This is a lesson I did with a Cambridge IGCSE student for her anthology Songs of Ourselves where we spoke about Edwin Muir’s ‘Horses’ and Alan Curnow’s ‘Continuum’. Scroll down to get the essay on both poems.

This is a horrible pair of poems to analyse together, and at first we couldn’t figure out what ‘Horses’ really meant. Why was Muir getting so worked up about carthorses and seeing ‘seraphim of gold’ and other ‘ecstatic monsters’? We’ve all had a bit of insomnia, like Curnow, but didn’t feel the urge to write a poem about it.

What is ‘Horses’ about? Background
After a bit of research, we discovered that Muir wasn’t frightened of horses; he was frightened of the Apocalypse, and the poem was really an imaginative creation of the aftermath of a third world war.

The two poems felt like they had nothing in common except that they were a bit crazy, so it was tricky to even come up with a title. This is what we used:

Essay title
Explore the ways in which both poets deal with the literal and the metaphorical?

Because it was tricky, I’ve explained this through a series of questions first – to track our thinking. Then there’s the start of the essay.

What is the literal topic of each poem? [1] Continuum is a short narrative poem/moment in time [2] Horses is a man standing in a field looking horses (er…?)

Point of View/Tone. How does the poet put himself in the poem? First, we looked for pronoun use: [1] Continuum ‘my’ ‘myself’, ‘mine’ ‘me’, ‘I am talking about myself’ [effect – self-focussed meditative or metaphysical] [2] Horses uses ‘I’ three times linked to ‘wonder’ [effect – awe] ‘watch’ [effect – the passive observer] ‘must’ [effect – strong sense of duty]

Tone: Mundane vs elegaic (grand): semantic fields [1] Continuum – elegiac: ‘moon’ ‘creation’ ‘night sky’ ‘author’ ‘demiurge’// mundane: ‘barefoot it’, ‘porch’, ‘privet’, ‘back to bed’, ‘tools’. [effect – sharp contrasts day to day and metaphysical]
[2] Horses – this feels like a blurred series or list of imagery, flickering with reality: imagery of ‘apocalyptic’ fear ‘smouldering bodies’ ‘mysterious fire’ [effect – connotations of damnation]; ‘wild’ ‘strange’ ‘magic powers’ [effect – suggests metaphysical, unreal, otherworldly]
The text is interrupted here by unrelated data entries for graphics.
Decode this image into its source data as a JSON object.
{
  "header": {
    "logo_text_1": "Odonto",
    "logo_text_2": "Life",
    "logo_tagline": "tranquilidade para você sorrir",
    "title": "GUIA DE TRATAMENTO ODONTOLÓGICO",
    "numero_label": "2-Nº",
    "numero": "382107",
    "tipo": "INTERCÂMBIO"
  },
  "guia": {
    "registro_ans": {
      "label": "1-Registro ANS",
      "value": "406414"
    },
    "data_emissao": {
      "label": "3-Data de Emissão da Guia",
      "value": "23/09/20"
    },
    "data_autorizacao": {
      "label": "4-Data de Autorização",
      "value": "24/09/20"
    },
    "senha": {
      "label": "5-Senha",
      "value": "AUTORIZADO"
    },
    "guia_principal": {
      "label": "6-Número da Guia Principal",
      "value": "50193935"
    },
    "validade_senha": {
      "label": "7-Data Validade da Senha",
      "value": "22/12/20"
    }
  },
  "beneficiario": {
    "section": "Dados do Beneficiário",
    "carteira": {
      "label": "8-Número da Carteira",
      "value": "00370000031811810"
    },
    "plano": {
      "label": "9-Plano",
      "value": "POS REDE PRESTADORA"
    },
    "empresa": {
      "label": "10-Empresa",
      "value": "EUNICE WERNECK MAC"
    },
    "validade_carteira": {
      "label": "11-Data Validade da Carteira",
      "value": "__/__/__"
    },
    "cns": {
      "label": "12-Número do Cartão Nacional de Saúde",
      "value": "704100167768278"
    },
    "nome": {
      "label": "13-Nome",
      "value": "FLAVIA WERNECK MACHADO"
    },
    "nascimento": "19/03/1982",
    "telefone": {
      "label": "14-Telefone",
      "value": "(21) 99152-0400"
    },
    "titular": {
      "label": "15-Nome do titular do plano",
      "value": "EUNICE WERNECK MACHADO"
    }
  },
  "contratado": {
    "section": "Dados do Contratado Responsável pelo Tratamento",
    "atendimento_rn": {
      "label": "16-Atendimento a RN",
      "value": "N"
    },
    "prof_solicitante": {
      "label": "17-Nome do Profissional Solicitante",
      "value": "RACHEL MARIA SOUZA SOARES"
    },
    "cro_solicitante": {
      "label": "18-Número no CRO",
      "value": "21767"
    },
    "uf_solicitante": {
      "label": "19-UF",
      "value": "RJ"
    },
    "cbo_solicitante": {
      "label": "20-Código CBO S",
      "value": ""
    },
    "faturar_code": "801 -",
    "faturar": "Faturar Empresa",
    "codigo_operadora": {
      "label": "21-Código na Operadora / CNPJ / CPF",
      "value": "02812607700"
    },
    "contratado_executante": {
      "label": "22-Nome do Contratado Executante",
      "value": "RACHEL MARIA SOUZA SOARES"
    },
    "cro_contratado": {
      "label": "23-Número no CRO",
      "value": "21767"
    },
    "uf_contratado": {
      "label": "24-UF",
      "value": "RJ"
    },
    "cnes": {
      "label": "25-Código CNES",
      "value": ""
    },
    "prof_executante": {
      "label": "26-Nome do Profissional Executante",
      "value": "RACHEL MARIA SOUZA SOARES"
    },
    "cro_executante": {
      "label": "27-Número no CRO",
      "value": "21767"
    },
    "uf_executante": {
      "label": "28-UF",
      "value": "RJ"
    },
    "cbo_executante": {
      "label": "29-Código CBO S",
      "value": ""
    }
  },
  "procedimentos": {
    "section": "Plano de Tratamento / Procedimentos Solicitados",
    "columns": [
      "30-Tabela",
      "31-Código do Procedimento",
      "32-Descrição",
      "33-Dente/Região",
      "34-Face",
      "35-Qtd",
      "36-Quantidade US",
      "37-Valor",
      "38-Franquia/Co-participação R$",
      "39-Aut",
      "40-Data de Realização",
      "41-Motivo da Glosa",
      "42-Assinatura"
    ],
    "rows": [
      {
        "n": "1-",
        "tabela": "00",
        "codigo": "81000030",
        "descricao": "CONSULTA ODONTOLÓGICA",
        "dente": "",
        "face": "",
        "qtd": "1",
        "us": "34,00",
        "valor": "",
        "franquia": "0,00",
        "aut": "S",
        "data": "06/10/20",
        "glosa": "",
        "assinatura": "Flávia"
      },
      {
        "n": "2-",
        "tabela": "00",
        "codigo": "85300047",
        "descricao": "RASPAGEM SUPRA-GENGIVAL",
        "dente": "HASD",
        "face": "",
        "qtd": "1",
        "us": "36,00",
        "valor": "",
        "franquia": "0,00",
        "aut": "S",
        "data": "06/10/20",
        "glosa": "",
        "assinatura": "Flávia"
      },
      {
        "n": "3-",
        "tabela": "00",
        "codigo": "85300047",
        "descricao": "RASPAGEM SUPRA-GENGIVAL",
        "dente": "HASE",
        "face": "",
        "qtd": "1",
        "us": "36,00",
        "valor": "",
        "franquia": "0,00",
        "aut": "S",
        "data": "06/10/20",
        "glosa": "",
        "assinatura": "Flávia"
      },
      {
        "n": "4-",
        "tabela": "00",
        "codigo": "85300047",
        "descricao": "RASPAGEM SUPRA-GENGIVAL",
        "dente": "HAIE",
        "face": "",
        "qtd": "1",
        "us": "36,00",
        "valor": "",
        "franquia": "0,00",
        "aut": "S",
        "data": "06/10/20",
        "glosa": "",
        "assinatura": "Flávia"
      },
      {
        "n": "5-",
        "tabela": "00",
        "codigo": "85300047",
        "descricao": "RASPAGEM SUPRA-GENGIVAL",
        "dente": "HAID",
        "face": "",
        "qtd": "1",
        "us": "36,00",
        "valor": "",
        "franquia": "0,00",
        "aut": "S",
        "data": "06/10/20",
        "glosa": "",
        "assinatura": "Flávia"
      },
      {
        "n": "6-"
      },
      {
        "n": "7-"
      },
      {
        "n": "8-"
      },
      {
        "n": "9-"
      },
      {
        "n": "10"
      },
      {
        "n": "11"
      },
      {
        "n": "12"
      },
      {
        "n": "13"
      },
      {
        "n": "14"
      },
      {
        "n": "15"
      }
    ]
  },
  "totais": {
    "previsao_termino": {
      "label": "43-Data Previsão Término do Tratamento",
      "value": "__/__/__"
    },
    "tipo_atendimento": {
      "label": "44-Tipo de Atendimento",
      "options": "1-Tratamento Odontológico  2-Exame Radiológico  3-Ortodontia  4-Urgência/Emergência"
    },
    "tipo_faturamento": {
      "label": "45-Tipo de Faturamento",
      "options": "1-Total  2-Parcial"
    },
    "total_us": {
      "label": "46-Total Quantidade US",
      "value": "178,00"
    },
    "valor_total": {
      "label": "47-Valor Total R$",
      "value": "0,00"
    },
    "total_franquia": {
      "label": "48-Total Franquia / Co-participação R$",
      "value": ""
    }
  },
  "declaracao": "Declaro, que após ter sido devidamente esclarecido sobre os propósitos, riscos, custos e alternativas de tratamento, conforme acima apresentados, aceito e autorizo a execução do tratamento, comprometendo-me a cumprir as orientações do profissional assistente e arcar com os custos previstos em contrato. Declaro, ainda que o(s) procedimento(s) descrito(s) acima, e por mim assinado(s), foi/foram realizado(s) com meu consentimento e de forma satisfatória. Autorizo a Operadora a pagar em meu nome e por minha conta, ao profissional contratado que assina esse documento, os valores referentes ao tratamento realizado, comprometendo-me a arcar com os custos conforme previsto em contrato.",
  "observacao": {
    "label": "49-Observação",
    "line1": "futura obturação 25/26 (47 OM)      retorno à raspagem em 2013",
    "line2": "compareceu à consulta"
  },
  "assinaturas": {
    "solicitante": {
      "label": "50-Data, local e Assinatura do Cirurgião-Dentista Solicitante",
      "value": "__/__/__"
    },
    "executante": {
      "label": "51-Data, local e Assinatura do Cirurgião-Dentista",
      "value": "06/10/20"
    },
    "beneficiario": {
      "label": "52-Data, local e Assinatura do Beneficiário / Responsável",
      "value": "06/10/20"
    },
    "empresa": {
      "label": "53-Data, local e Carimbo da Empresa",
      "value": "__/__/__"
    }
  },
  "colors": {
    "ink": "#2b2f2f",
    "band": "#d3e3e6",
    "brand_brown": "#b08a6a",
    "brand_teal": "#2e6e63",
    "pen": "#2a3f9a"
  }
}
Language Used and Tone: [2] Horses – what semantic fields are there?
semantic field of power ‘pistons’, ‘conquering’ ‘gold’
semantic field of war ‘conquering’ ‘march’
semantic field of heaven and hell: ‘seraphim of gold’, ‘ecstatic monsters’


The poet uses the oxymoron, ‘washed out creation’, which links to the semantic field of God and builds up the mystical element of the poem. The oxymoron contrasts ‘creation’ [which suggests magnificence, God and newness] with a surprising mundane image of it being ‘washed out’, as if it’s faded. This builds the theme of duality, the mundane and the profound (deep, philosophical truths) and the unknowable. Literally, the pale light of the moon makes the world look dim. Metaphorically this could mean all of nature is cleaned of meaning, which is why he’s struggling to fix the ideas for the poem he’s trying to write.
Horses is full of metaphorical language. The vision of the horses shifts from bare practical details like ‘lumbering’ ‘steady’ and ‘plough’ to the more otherworldly ‘wild and strange’. The poem shifts through time and into dream: moving from the poet’s memory of horses in the industrial age – with words like ‘piston’ ‘blackening rain ‘ and ‘ancient mill’ to imaginary ‘estatic monsters’ ‘magic’ and ‘seraphim of gold’ where he uses the semantic field of heaven and hell. The mood turns dark. The phrase ‘seraphim of gold’ is almost an oxymoron – gold is earthly, representing the power of the horses, whereas the ‘seraphim’ are heavenly. This technique appears in both poems and is used in slightly different ways. In the first, we shift between reality and dream calmly, in a continuous way, like the title, ‘Continuum’. However, in the second poem, the shifts are violent, biblical and ‘apocalyptic’. 

Both poems use mythical language: ‘Horses’ uses biblical visions of the Apocalypse, as if the horses are ‘monsters’ or on ‘fire’. The horses represent the fall of civilization. In ‘Continuum’, the poet refers to the distant ‘moon’ and ‘creation’ and weather in plain language which is less emotionally charged than in ‘Horses’. Curnow uses the subjunctive ‘may’ to explore possibilities.

Both poets suggest things are happening and not happening at the same time. Curnow says the moon ‘rolls’ and ‘falls’ and ‘does neither of these things’; Muir says the horses legs ‘move up and down and seem as standing still’.